Metropolitan News-Enterprise

 

Monday, July 23, 2018

 

Page 1

 

Court of Appeal:

Attorney’s Receipt of Client Funds Not ‘Protected Activity’

Opinion Affirms Denial of Anti-SLAPP Motion in Action Which the Plaintiffs Contend Fees for Legal Services Are Derived From Funds Wrongly Taken From Them

 

By a MetNews Staff Writer

 

DANIEL J. SPIELFOGEL

Attorney

The Court of Appeal for this district on Friday affirmed the denial of an attorney’s anti-SLAPP motion in an action in which it is claimed that attorney fees he is being paid in a case come from funds his client pilfered from the plaintiffs and constitute a conversion.

Receiving fees, Acting Presiding Justice Lamar Baker said in an unpublished opinion for Div. Five, do not constitute “protected activity,” within the scope of the anti-SLAPP statute, Code of Civil Procedure §425.16.

The defendant, attorney Daniel J. Spielfogel of Westlake Village in Ventura County, represents Michael Theodore in a case brought in 2011 by Kyle Madison, who alleges that Theodore sapped funds from a limited liability corporation, comingling them with his own funds. Madison alleges that he and his wife, who have a 47.5 percent interest in the LLC, own “at least $1.7 million” of the money they say Theodore pocketed.

Spielfogel continues to represent Theodore in that action.

Palazuelos’s Ruling

In response to the action Madison and his wife filed against him for conversion, Spielfogel filed his anti-SLAPP motion, which Los Angeles Superior Court Judge Yvette M. Palazuelos denied. She found that the Madisons’ claim did not arise from protected activity, reasoning that “it is not the legal services themselves that is the gravamen of the complaint, it is the exercise of dominion over the funds used as payment for the legal services that is the gravamen.”

The lawyer contended on appeal that his activity was protected inasmuch “as the money he received from Theodore was based directly upon the services provided to Theodore in connection” with legal representation.

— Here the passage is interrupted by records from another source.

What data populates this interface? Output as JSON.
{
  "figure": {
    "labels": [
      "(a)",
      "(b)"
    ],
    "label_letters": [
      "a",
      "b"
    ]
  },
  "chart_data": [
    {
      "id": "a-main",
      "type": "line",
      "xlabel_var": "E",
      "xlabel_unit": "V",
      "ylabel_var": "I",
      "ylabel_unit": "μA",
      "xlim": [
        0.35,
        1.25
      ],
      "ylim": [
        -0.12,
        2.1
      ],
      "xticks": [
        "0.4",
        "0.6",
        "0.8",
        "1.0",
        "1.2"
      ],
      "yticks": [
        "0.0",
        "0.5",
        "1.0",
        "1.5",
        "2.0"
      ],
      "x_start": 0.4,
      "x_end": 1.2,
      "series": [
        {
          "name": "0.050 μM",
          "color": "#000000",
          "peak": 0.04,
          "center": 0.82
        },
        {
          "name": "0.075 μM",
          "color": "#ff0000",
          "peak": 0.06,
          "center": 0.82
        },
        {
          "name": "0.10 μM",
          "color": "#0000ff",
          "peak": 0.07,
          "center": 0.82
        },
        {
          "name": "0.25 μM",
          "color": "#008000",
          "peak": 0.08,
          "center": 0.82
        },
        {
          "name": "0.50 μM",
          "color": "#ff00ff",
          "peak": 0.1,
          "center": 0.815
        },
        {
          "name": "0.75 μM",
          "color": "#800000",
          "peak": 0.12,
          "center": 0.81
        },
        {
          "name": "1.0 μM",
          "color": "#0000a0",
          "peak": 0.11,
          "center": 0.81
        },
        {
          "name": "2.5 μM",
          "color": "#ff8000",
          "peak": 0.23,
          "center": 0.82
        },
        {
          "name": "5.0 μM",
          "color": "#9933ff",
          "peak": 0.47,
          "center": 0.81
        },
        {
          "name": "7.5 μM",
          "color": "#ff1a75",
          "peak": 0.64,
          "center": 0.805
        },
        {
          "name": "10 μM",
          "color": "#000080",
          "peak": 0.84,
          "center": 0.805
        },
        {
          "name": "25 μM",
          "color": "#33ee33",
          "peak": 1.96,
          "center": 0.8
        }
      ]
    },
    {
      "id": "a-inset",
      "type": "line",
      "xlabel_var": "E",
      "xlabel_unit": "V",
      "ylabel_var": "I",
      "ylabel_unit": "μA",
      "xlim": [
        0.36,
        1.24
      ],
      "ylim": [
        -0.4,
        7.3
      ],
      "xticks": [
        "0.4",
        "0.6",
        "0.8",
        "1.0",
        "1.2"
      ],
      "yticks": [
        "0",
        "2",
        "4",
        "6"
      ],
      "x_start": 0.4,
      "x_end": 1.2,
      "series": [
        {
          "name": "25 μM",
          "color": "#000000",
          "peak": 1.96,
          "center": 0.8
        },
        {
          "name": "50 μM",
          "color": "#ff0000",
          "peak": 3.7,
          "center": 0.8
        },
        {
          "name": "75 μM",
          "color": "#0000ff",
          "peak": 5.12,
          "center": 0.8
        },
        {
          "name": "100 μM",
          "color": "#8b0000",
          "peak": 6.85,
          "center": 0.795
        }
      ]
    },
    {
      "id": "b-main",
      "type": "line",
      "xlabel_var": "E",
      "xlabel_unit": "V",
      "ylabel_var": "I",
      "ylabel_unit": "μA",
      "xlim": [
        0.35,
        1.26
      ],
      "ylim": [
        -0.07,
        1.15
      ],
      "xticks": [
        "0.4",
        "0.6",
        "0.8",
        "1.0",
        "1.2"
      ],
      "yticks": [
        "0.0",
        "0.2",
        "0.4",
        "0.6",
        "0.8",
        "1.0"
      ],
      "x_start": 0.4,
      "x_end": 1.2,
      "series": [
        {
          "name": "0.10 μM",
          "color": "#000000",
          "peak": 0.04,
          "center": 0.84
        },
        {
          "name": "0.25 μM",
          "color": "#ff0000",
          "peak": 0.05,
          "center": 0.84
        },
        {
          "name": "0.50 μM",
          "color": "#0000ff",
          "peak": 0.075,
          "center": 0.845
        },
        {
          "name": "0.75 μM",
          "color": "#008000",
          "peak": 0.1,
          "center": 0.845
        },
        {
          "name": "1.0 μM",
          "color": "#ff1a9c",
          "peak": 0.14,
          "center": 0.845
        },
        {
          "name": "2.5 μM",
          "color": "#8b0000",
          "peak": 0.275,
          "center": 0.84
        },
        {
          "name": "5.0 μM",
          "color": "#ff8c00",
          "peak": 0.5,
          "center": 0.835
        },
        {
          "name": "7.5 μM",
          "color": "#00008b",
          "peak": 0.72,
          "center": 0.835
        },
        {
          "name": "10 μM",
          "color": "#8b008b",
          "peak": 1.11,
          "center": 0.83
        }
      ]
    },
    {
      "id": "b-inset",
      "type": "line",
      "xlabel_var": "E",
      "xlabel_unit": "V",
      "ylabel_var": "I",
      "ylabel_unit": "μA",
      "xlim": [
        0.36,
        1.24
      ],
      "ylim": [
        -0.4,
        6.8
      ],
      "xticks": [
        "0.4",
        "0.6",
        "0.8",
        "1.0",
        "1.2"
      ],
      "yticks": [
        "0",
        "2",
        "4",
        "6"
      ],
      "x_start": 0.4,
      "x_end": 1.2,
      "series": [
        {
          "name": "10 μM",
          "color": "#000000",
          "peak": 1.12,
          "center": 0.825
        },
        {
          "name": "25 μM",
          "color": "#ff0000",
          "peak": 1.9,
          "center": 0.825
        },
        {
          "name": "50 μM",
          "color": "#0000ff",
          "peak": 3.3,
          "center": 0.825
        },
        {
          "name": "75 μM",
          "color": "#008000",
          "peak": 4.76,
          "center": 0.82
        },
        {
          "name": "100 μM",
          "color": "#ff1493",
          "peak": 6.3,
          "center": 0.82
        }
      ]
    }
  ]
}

He asserted that permitting claims such as those made by the Madisons “would have a chilling effect on the representation of the defendant [in] almost every civil case.”

Baker’s Opinion

Rejecting the arguments, Baker wrote:

“The Madisons’ claim against Spielfogel is based on allegations that (1) Theodore diverted funds belonging to the Madisons into accounts under his sole control, and (2) Theodore paid Spielfogel from those accounts containing the intermingled funds….The fact that Spielfogel would not have received payment but for his provision of litigation-related services does not establish that the Madisons’ claim is based on his protected activity in performing those services.

“To be sure, Spielfogel is correct that the anti-SLAPP statute protects attorneys engaged in certain litigation-related conduct….But the statute’s protection of litigation-related conduct is not unlimited.”

He noted that while “claims based on a defendant’s payment for litigation services may be protected does not establish the converse, i.e., that claims based on a defendant’s receipt of payment for litigation services must also be protected.”

‘Narrow Holding’

Baker added:

“Our narrow holding today should not be understood to determine that the Madisons’ cause of action against Spielfogel has merit or that Spielfogel lacks other remedies if the Madisons’ claim is frivolous or abusive….These are not considerations pertinent to the protected activity analysis required by section 425.16. Rather, because we conclude the conversion claim does not arise from Spielfogel’s protected activity, we have no reason to address the Madisons’ probability of prevailing.”

The case is Madison v. Spielfogel, B280588.

Spielfogel’s counsel on appeal were Jonathan B. Cole, Mark Schaeffer, and Marshall R. Cole of Nemecek & Cole in Encino. The Madisons were represented by Lyle R. Mink of Los Angeles.